Open Source

MOSS-TTS v1.5 adds 11 languages and explicit pause control

Now supports 31 languages with language tags and inline pause markers like '[pause 3.2s]'

Deep Dive

OpenMOSS has launched MOSS-TTS-v1.5, an upgraded version of their open-source text-to-speech model. The update focuses on three core improvements: expanded multilingual support, more reliable voice cloning, and fine-grained prosody control. The model now supports 31 languages, adding Cantonese, Dutch, Finnish, Hindi, Macedonian, Malay, Romanian, Swahili, Tagalog, Thai, and Vietnamese to the original 20. When the language field is omitted, performance varies by language, but when explicitly tagged (e.g., language="French"), v1.5 outperforms v1.0 on nearly all languages.

Voice cloning in v1.5 is more stable—speaker similarity is improved and repeated generations show less variance.

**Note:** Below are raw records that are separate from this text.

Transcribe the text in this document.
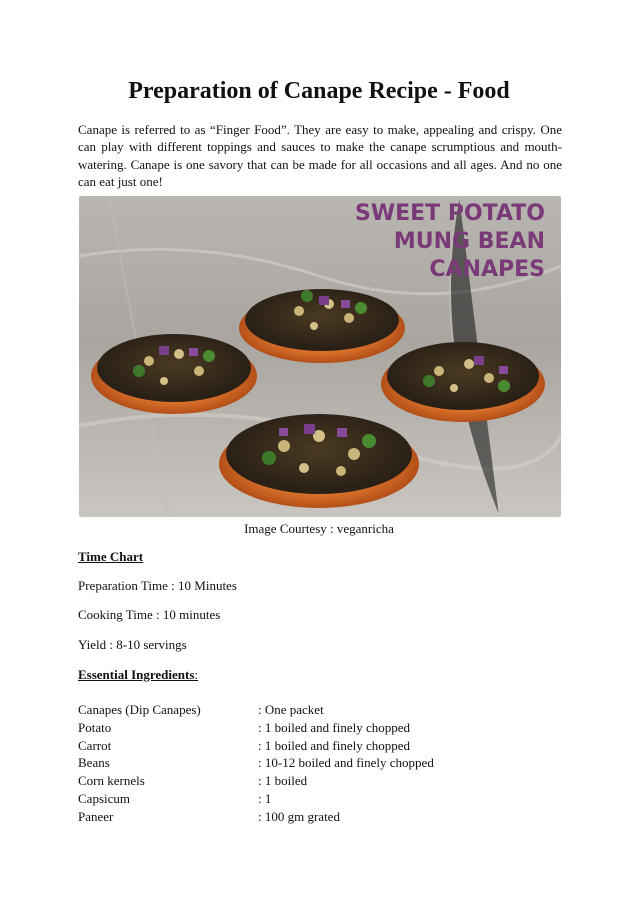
Preparation of Canape Recipe - Food

Canape is referred to as “Finger Food”. They are easy to make, appealing and crispy. One can play with different toppings and sauces to make the canape scrumptious and mouth-watering. Canape is one savory that can be made for all occasions and all ages. And no one can eat just one!

SWEET POTATO
MUNG BEAN
CANAPES

Image Courtesy : veganricha

Time Chart

Preparation Time : 10 Minutes

Cooking Time : 10 minutes

Yield : 8-10 servings

Essential Ingredients:

Canapes (Dip Canapes)	: One packet
Potato	: 1 boiled and finely chopped
Carrot	: 1 boiled and finely chopped
Beans	: 10-12 boiled and finely chopped
Corn kernels	: 1 boiled
Capsicum	: 1
Paneer	: 100 gm grated
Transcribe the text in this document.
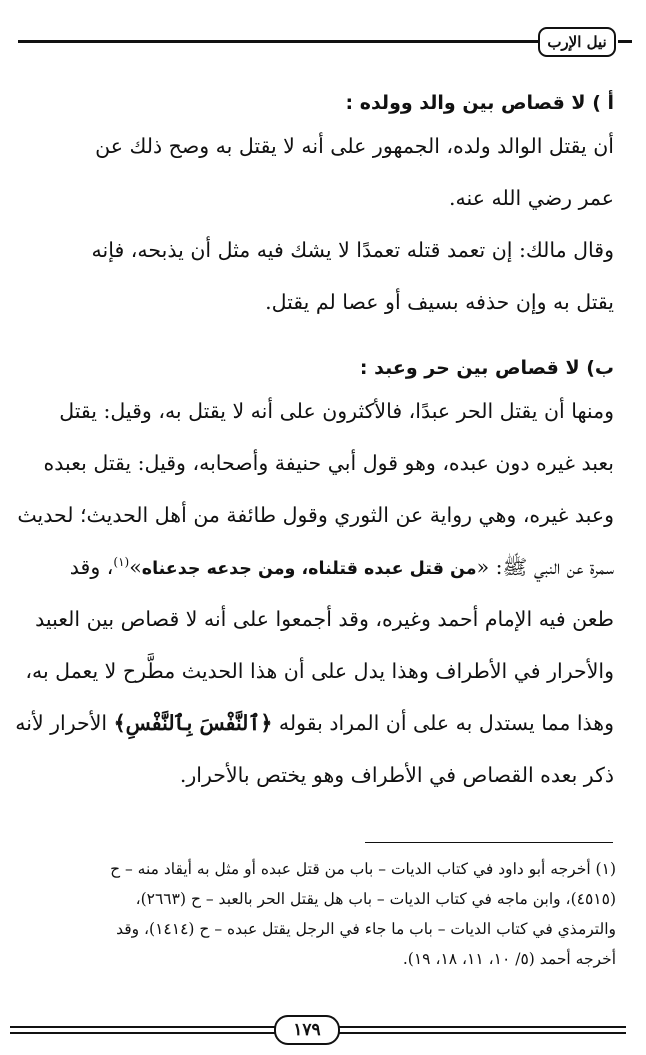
نيل الإرب
أ ) لا قصاص بين والد وولده :
أن يقتل الوالد ولده، الجمهور على أنه لا يقتل به وصح ذلك عن
عمر رضي الله عنه.
وقال مالك: إن تعمد قتله تعمدًا لا يشك فيه مثل أن يذبحه، فإنه
يقتل به وإن حذفه بسيف أو عصا لم يقتل.
ب) لا قصاص بين حر وعبد :
ومنها أن يقتل الحر عبدًا، فالأكثرون على أنه لا يقتل به، وقيل: يقتل
بعبد غيره دون عبده، وهو قول أبي حنيفة وأصحابه، وقيل: يقتل بعبده
وعبد غيره، وهي رواية عن الثوري وقول طائفة من أهل الحديث؛ لحديث
سمرة عن النبي ﷺ: «من قتل عبده قتلناه، ومن جدعه جدعناه»$^{(١)}$، وقد
طعن فيه الإمام أحمد وغيره، وقد أجمعوا على أنه لا قصاص بين العبيد
والأحرار في الأطراف وهذا يدل على أن هذا الحديث مطَّرح لا يعمل به،
وهذا مما يستدل به على أن المراد بقوله ﴿ٱلنَّفْسَ بِٱلنَّفْسِ﴾ الأحرار لأنه
ذكر بعده القصاص في الأطراف وهو يختص بالأحرار.
(١) أخرجه أبو داود في كتاب الديات – باب من قتل عبده أو مثل به أيقاد منه – ح
(٤٥١٥)، وابن ماجه في كتاب الديات – باب هل يقتل الحر بالعبد – ح (٢٦٦٣)،
والترمذي في كتاب الديات – باب ما جاء في الرجل يقتل عبده – ح (١٤١٤)، وقد
أخرجه أحمد (٥/ ١٠، ١١، ١٨، ١٩).
١٧٩
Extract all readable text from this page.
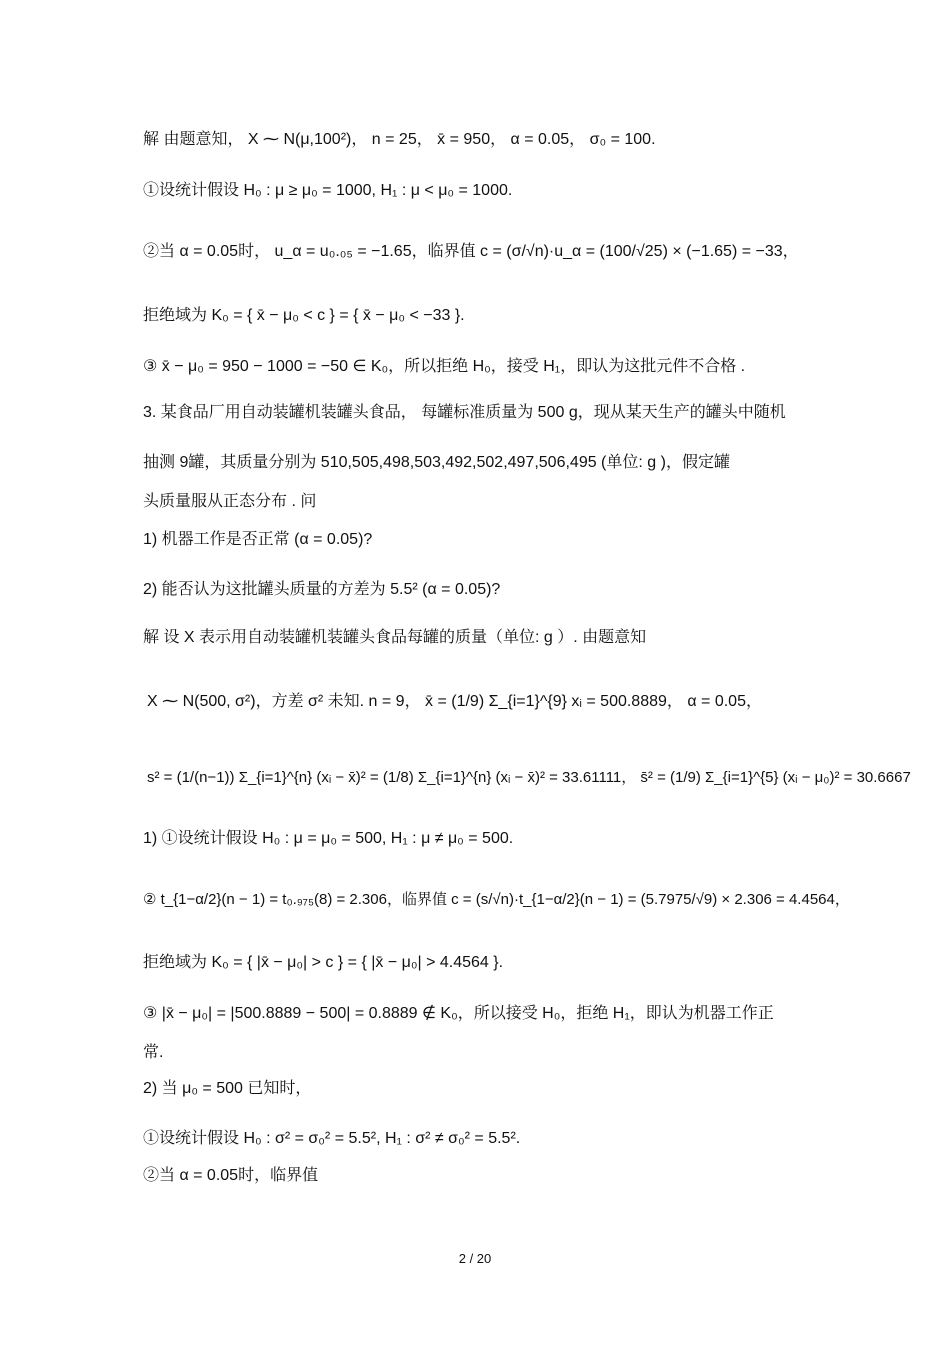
解 由题意知， X ⁓ N(μ,100²)， n = 25， x̄ = 950， α = 0.05， σ₀ = 100.
①设统计假设 H₀ : μ ≥ μ₀ = 1000, H₁ : μ < μ₀ = 1000.
②当 α = 0.05时， u_α = u₀.₀₅ = −1.65，临界值 c = (σ/√n)·u_α = (100/√25) × (−1.65) = −33，
拒绝域为 K₀ = { x̄ − μ₀ < c } = { x̄ − μ₀ < −33 }.
③ x̄ − μ₀ = 950 − 1000 = −50 ∈ K₀，所以拒绝 H₀，接受 H₁，即认为这批元件不合格 .
3. 某食品厂用自动装罐机装罐头食品， 每罐标准质量为 500 g，现从某天生产的罐头中随机
抽测 9罐，其质量分别为 510,505,498,503,492,502,497,506,495 (单位: g )，假定罐
头质量服从正态分布 . 问
1) 机器工作是否正常 (α = 0.05)?
2) 能否认为这批罐头质量的方差为 5.5² (α = 0.05)?
解 设 X 表示用自动装罐机装罐头食品每罐的质量（单位: g ）. 由题意知
X ⁓ N(500, σ²)，方差 σ² 未知. n = 9， x̄ = (1/9) Σ_{i=1}^{9} xᵢ = 500.8889， α = 0.05，
s² = (1/(n−1)) Σ_{i=1}^{n} (xᵢ − x̄)² = (1/8) Σ_{i=1}^{n} (xᵢ − x̄)² = 33.61111， s̄² = (1/9) Σ_{i=1}^{5} (xᵢ − μ₀)² = 30.6667
1) ①设统计假设 H₀ : μ = μ₀ = 500, H₁ : μ ≠ μ₀ = 500.
② t_{1−α/2}(n − 1) = t₀.₉₇₅(8) = 2.306，临界值 c = (s/√n)·t_{1−α/2}(n − 1) = (5.7975/√9) × 2.306 = 4.4564，
拒绝域为 K₀ = { |x̄ − μ₀| > c } = { |x̄ − μ₀| > 4.4564 }.
③ |x̄ − μ₀| = |500.8889 − 500| = 0.8889 ∉ K₀，所以接受 H₀，拒绝 H₁，即认为机器工作正
常.
2) 当 μ₀ = 500 已知时，
①设统计假设 H₀ : σ² = σ₀² = 5.5², H₁ : σ² ≠ σ₀² = 5.5².
②当 α = 0.05时，临界值
2 / 20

The model also handles long reference audio with short target text better than before. A standout addition is explicit pause control: users can insert inline markers like "[pause 3.2s]" to force timed silences (e.g., before a dramatic word). Punctuation-driven prosody is also more consistent, especially in long sentences. The team also released MOSS-SoundEffect-v2.0 for parallel sound effects generation.

Key Points
  • Supports 31 languages — adds 11 new including Cantonese, Hindi, Thai, and Swahili
  • Explicit pause control with inline markers like "[pause 3.2s]" for timed breaks
  • More stable voice cloning with reduced variance and improved speaker similarity

Why It Matters

Creators and developers now get multilingual, controllable TTS with precise timing for professional audio production.